Apple ships six Noto fonts (non-Latin alphabets) with the current version of MacOS.
first of, currently it is impossible to cover all of unicode because, surprise surprise, we still have page table issues!
the same char in zh, tw, jp, kr might use the same unicode id but have different glyphs.
secondly, yes, but even google fonts strip most things from noto it serves because they want the fine grain data of each site/user is using wink wink.
Proprietary OS problem. Linux distributions package and distribute all the fonts they're legally allowed to ship. Every font I ever cared to use can be found in the repositories. And they don't strip out features either. I get to customize everything about Fira Code.
If you have to download/install them separately then it means it doesn't ship with it. The fact that you can install it from the distro repositories means nothing to a third party website that can't assume you have done so.
Websites can't really assume anything that's not a web standard. If this is important to them, they should be lobbying the web standards bodies to come up with a list of fonts that browsers are required to make available. Then the browsers will pull them in as dependencies when they're installed.
The Linux distributions did their jobs with excellence. The fonts are all there and installing them is a oneliner. The web folks made their own OS though so if anyone is to be blamed it's whoever is in charge of that OS called the web platform.
Who's in charge of the web as a platform these days? Google. Who is no doubt profiting from the Google Fonts thing.
correct. that's why I mention the nerdfonts as the holy grail.
but without the big OSes agreeing on a new unicode, today it's technically impossible to have a single unicode font (see how noto ships 200 variants on linux, all having some 500mb and only differing a few chars from one another. it's a monstrosity)
Can't expect the big four to use their immeasurable wealth for the common good, now can we?
If anyone, then distro creators and maintainers will have to make that step. Google surely enjoys getting so much information due to hapless users loading Googlefonts on websites.
Which is why France's interpretation of the GDPR banned it
In some important areas France has better laws than other EU countries. Another example I believe was about avoiding wasting food on the supply chain of food to supermarkets and what happens with food afterwards.
Wow, is Inter ever a beautiful typeface. A rare find when there seemed to be a glut of corporate NIH typefaces for a while.

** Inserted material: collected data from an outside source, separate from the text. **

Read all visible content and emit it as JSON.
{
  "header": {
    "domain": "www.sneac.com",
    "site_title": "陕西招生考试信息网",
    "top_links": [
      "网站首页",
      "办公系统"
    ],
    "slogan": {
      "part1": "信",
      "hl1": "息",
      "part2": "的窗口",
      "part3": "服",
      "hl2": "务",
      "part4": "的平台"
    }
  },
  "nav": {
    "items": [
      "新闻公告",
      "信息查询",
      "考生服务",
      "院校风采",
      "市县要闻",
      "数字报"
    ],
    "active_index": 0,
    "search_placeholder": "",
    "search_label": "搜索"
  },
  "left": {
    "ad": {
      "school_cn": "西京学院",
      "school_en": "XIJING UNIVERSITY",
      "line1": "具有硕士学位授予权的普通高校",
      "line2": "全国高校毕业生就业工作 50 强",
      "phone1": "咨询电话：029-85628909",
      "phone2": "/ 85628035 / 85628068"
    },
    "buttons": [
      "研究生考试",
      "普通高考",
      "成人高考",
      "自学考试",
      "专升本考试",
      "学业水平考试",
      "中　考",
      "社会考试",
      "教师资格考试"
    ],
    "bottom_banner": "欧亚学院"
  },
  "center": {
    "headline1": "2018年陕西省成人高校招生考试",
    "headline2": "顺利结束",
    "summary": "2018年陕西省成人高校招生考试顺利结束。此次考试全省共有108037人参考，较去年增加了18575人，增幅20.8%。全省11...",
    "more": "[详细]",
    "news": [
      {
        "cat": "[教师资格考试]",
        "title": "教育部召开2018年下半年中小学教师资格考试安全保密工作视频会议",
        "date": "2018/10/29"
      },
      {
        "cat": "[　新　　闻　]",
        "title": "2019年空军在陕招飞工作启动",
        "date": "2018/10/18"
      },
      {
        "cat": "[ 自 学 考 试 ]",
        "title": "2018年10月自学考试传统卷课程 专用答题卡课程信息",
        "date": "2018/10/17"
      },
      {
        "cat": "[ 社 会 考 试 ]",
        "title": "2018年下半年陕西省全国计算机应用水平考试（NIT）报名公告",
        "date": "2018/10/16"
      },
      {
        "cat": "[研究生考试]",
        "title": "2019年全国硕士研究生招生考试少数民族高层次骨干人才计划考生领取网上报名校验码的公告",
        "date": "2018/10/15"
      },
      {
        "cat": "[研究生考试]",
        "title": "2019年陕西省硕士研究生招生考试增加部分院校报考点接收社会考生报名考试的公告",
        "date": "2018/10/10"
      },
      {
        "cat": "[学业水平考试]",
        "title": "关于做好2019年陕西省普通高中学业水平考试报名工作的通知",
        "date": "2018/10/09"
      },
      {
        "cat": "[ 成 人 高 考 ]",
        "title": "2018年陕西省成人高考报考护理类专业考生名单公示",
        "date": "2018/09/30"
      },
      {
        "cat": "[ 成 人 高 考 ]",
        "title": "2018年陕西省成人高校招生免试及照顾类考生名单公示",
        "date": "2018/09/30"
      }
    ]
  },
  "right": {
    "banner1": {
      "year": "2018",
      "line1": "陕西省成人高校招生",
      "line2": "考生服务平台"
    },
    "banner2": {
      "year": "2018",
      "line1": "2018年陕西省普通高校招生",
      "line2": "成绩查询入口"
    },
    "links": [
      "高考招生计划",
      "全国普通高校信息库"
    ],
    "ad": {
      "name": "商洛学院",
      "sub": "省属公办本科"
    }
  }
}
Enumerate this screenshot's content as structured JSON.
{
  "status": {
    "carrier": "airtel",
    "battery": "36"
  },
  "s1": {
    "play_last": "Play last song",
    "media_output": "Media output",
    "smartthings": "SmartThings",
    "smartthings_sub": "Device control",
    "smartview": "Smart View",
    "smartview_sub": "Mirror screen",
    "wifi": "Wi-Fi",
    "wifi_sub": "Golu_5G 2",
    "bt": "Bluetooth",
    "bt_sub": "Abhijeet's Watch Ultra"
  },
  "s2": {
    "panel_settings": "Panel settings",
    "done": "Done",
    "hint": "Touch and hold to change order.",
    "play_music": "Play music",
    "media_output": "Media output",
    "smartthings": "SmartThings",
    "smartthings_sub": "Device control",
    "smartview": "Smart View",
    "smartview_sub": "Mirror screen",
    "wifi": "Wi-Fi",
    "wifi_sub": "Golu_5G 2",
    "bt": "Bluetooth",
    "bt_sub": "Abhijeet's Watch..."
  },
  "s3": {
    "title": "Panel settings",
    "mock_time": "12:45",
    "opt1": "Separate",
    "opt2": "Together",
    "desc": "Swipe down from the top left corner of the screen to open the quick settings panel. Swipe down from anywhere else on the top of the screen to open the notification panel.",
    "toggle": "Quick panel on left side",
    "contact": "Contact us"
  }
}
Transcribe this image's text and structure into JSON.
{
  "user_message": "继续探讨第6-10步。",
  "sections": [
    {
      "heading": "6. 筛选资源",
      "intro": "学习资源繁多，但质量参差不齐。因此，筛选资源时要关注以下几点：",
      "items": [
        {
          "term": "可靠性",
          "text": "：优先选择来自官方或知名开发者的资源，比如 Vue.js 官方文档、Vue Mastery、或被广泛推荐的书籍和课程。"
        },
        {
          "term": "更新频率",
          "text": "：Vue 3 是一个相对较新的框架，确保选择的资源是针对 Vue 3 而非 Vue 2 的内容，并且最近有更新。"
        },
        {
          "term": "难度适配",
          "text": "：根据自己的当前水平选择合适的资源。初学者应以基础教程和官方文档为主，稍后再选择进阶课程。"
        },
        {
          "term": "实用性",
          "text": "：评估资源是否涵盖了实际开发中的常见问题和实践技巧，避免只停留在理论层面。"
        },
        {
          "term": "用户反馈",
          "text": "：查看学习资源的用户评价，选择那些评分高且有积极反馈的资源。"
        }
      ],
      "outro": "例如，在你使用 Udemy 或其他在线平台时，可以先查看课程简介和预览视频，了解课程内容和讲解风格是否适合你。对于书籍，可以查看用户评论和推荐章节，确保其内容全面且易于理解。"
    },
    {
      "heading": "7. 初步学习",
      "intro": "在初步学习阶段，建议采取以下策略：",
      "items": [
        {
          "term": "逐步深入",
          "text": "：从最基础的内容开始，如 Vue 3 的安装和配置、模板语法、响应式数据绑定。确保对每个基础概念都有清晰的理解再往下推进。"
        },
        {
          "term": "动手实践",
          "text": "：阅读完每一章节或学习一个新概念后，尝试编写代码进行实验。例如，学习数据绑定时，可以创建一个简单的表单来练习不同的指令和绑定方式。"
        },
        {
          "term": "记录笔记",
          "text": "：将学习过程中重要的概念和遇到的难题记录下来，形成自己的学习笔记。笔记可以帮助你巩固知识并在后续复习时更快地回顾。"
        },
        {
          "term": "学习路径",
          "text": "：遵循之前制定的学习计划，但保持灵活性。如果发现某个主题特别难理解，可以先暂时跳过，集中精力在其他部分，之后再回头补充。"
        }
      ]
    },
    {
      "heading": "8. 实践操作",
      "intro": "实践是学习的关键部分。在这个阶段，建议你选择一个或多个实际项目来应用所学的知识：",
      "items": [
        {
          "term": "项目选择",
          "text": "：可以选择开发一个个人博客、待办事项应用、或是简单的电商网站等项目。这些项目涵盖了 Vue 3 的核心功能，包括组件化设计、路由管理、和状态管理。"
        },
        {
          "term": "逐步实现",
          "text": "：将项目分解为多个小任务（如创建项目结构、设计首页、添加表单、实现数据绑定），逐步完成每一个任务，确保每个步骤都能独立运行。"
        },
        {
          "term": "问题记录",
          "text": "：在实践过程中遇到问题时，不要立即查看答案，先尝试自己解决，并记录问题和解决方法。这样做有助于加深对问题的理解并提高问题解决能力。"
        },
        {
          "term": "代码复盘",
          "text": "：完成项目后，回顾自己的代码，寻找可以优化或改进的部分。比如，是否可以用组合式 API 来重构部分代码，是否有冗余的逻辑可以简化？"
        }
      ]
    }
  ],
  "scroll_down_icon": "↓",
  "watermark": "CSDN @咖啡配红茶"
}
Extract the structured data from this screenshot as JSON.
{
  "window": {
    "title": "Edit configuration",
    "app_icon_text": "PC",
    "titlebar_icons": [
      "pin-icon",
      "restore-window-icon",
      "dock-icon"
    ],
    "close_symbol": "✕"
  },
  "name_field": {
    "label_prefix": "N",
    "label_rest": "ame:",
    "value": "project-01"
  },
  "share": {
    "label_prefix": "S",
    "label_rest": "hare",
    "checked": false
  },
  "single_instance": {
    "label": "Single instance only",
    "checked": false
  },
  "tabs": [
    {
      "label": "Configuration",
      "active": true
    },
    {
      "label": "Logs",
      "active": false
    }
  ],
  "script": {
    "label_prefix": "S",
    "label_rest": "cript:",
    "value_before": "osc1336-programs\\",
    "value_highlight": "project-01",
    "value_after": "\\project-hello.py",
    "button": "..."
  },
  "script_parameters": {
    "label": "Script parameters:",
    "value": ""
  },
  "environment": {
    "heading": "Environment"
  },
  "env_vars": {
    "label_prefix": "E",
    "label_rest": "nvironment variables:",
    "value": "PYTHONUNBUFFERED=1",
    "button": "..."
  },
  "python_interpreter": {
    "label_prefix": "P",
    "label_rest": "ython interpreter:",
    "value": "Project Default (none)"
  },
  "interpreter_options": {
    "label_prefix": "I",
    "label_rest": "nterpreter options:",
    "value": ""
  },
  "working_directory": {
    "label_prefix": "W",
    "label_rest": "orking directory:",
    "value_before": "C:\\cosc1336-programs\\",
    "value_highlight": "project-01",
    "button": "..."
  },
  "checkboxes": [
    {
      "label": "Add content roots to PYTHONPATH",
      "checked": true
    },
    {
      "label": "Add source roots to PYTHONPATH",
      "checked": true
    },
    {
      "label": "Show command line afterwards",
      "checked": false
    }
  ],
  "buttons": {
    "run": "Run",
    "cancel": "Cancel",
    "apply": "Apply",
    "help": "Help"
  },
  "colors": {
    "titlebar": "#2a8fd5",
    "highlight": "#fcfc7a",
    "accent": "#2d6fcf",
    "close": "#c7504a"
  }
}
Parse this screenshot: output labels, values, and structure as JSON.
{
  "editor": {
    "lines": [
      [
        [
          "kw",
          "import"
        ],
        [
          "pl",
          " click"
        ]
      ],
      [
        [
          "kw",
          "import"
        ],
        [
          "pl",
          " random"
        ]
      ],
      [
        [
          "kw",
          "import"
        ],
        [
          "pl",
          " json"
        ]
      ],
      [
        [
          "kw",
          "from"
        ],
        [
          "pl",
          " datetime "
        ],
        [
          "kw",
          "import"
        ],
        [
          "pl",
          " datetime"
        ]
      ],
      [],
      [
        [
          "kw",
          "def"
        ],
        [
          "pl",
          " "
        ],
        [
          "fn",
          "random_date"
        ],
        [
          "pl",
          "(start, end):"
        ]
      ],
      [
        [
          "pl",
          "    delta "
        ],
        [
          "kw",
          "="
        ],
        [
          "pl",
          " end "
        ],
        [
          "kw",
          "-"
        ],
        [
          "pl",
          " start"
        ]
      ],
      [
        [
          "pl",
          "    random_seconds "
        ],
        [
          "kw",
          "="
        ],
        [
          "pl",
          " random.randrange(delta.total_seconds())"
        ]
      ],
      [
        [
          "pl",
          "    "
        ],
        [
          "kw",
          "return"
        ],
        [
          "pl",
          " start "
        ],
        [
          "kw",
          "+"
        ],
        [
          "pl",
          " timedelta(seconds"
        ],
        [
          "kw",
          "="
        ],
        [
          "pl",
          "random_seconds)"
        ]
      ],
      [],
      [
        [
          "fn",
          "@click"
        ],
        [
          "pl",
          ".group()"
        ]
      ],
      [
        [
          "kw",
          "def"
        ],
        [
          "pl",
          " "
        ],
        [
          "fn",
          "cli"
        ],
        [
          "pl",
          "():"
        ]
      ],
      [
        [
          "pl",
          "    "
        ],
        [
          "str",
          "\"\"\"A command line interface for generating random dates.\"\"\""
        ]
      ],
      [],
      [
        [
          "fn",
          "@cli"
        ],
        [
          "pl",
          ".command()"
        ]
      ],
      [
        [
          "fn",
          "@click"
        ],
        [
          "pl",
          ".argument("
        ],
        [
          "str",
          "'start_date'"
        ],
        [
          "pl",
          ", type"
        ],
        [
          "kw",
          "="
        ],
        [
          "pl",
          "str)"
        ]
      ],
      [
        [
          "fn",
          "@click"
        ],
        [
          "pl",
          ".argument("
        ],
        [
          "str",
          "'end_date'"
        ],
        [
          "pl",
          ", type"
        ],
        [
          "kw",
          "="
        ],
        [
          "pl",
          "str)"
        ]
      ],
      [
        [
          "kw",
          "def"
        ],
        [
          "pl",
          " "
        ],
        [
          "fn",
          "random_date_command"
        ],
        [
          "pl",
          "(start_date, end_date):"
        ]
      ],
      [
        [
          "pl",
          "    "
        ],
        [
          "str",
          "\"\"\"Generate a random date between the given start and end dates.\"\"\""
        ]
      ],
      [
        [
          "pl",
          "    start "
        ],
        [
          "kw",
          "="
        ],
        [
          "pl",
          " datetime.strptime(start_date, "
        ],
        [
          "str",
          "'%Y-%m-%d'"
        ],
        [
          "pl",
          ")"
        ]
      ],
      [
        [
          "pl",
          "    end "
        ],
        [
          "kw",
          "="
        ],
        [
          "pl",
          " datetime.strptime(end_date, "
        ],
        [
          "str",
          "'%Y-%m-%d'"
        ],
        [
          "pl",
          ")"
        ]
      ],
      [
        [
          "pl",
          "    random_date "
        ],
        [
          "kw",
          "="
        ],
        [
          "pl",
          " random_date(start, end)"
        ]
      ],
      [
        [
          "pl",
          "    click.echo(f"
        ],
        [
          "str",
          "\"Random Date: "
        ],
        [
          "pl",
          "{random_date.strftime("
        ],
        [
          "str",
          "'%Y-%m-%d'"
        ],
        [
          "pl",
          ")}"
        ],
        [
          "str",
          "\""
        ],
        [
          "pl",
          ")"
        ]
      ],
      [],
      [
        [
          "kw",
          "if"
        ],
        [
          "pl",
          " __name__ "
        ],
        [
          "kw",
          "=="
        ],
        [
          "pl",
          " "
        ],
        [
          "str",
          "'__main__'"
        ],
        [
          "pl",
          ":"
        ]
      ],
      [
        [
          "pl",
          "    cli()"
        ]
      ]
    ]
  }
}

macOS used to ship with a beautiful Hebrew typeface that was like the open-source font Shofar, but it seems to have been removed. I do not see similar Hebrew letters in one of the remaining typefaces. I imagine that it is not easy to give a typeface a consistent feel, in all Latin and non-Latin character sets, to the fluent readers of those languages.
Inter quickly became my go-to sans serif font for the web. In A/B tests it somehow always looks better than anything, frequently by wide margins—which is saying something when you’re basically running through a dozen variations on Helvetica.
The number of fonts that include even two good alphabets is pretty low. I have run into needing english and greek or cyrillic in the same document. I know of like three good fonts that have a good english and a good greek. My eye isn't as practiced at looking at cyrillic fonts but it seems even rarer for that combination.
Which honestly makes sense and there may not be a solution for. Different alphabets and writing systems have their own typographical histories and conventions. It's reasonable that there is a very limited design space where you're adhering to the conventions of two separate systems as well as maintaining interior consistency.
Wow. Do you happen to know if that just for API-based usage, or for downloads too?
I think that might depend on particular font, but from what I tested, manually downloaded fonts do include OpenType features like smcp or swsh
Sometimes they might also ship outdated versions, e.g. the last released version of Fira Sans is 4.301, but Google still only serves version 4.203. Plus technically Fira Sans has been superseded by Fira Go, which includes additional scripts, but Google doesn't offer that one at all.